Glory. Splendor. The static, popping to accompany the voice of my whiskered pilot in the headset; the wind, playing with my fingers and pinning them to the cold metal verticals between the wings. This was inspiration in its truest form.
Thank you, brothers Wright.
Last, but not least, only two summers ago (if time does not lie to me), on a day that I still remember with ease. Tally lake. 2012. Camping in the grand glow of the outdoor summer, soaking in the last strokes of august before it resigned from office.
Two kayaks and an air-mattress did not the noblest of vessels. Certainly, it was no envy of the old Vikings.
Even after the park ranger told us there was supposed to be a storm incoming, we decided to venture out, in search of cliffs from which to leap, because we are men, and men like to jump off of things. Onward we paddled, and it would have been hard to imagine a slower way to travel. But we made it to the cliffs, and after a few short-lived flights, the idea struck us. Fifteen feet was not much vertical. There were other cliffs.
Adventure. Find them.
In our kingly craft, we heaved out across the deepest lake this side of the Mississippi, in hunt of height. The clouds rolled in, but we ignored them as they came, and found ourselves scuttling up the sides of sparsely treed cliff-sides, from thirty-to-sixty feet above us, at the most accessible. Black water slapped against gray stone, and the rocks looked much more like teeth, from that height. Jumping didn’t seem so smart.
And now, the storm was upon us, probably to keep us from killing ourselves. But then the glorious task was before us. The thunder came, and we, the brave adventurers, had a shore to reach that seemed forever away.
How close the lightning came, I’ll never know. I only know how close I felt like it came, which was right overhead.
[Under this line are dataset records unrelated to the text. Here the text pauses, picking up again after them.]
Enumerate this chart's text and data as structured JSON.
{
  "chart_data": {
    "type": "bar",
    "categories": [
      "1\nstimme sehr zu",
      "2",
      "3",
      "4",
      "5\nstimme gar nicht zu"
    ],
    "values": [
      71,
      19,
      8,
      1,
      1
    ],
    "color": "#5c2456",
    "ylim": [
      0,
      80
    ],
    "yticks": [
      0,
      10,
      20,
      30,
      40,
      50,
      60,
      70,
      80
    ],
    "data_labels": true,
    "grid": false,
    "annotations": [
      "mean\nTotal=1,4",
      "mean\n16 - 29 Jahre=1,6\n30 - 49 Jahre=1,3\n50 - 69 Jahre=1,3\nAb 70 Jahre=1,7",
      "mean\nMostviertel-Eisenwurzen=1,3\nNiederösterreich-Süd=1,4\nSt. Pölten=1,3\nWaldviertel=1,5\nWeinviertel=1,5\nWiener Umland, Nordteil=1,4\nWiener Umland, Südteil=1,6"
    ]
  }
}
Lying on your belly, clinging to a slowly leaking air-mattress, half buried in the deepest lake in the nearest states is only so exciting. But once you add the pounding of cold rain (I’m still not convinced there wasn’t hail involved), the slice of the numbing wind and the deafening, sky-rattling eruptions of thunder accompanying the stabbing tridents of lightning, you have yourself a camping trip not easily forgotten.
And there, on that air mattress, crammed next to two other people and pulled by two more in glowing orange kayaks, I witnessed the chorus of heaven. Wrath and power, the hurling of battle between atmospheric heavyweights. Blows fell and were received, and all the while, the clouds poured down on us.
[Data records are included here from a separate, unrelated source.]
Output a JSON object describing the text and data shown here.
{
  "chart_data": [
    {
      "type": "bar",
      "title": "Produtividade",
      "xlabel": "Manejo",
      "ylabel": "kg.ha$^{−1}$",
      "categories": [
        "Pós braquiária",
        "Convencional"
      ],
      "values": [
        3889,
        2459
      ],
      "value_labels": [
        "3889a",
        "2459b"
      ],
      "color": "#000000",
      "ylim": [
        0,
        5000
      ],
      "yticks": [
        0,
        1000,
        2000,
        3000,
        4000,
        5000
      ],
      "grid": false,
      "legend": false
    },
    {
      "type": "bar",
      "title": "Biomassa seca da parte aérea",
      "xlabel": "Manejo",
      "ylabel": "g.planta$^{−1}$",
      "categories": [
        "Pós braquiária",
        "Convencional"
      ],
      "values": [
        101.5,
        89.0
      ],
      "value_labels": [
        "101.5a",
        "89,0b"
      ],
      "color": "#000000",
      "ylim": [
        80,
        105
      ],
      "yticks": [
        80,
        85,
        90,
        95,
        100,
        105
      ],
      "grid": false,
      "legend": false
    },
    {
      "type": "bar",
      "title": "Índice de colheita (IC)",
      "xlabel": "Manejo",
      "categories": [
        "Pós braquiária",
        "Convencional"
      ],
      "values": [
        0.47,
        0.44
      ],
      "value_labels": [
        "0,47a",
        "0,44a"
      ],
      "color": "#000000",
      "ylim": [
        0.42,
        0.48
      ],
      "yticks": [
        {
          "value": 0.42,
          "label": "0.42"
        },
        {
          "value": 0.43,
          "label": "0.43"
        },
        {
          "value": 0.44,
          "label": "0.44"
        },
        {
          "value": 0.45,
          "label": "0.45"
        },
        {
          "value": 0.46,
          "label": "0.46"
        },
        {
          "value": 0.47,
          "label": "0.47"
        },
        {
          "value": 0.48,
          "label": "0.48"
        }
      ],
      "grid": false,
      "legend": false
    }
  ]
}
Glory. Majesty. Here it was again. While I might not have noticed it at the moment, I was stranded in the middle of a moment the size of a lake, and I was one of only five people who saw it, and perhaps the only one who felt it beyond the fear and curiosity of what it would be like to be struck by lightning (and what happens if it strikes the lake you’re swimming in?).
The fear may have swallowed it, but the sensation remained. My quest went on. And there, in that moment, in that hail of crooked bolts, there was wonder. And after the fear subsided, when we stood freezing with bare feet on beds of pine-needles, and felt the rain pelt the forest, I understood it.
Fire, beneath the water. Fire above it. Sky-Sailing, with a hand out the window. Deep water and tridents from heaven.
These are not the only moments that come to mind, when I think of shaping experiences. There are, of course, dozens more. But these, perhaps, are the ones that have stuck with me the best, and the ones that stand out the clearest.
Life is a story to be told, and when you skip all the boring (haha) bits, you get a patchwork. You get action scenes. You get scenes dipped in bronze or hung on mantles, seared into images of ink and of words, stitched into hearts and woven into hearts.
Burn them or rub them in. Keep them and wear them around your neck or in your skin. Scars on your memory. Glad scars. Tear-stained smiles. Build them into yourself.
We are all patchwork souls.
And these are three of my favorite patches.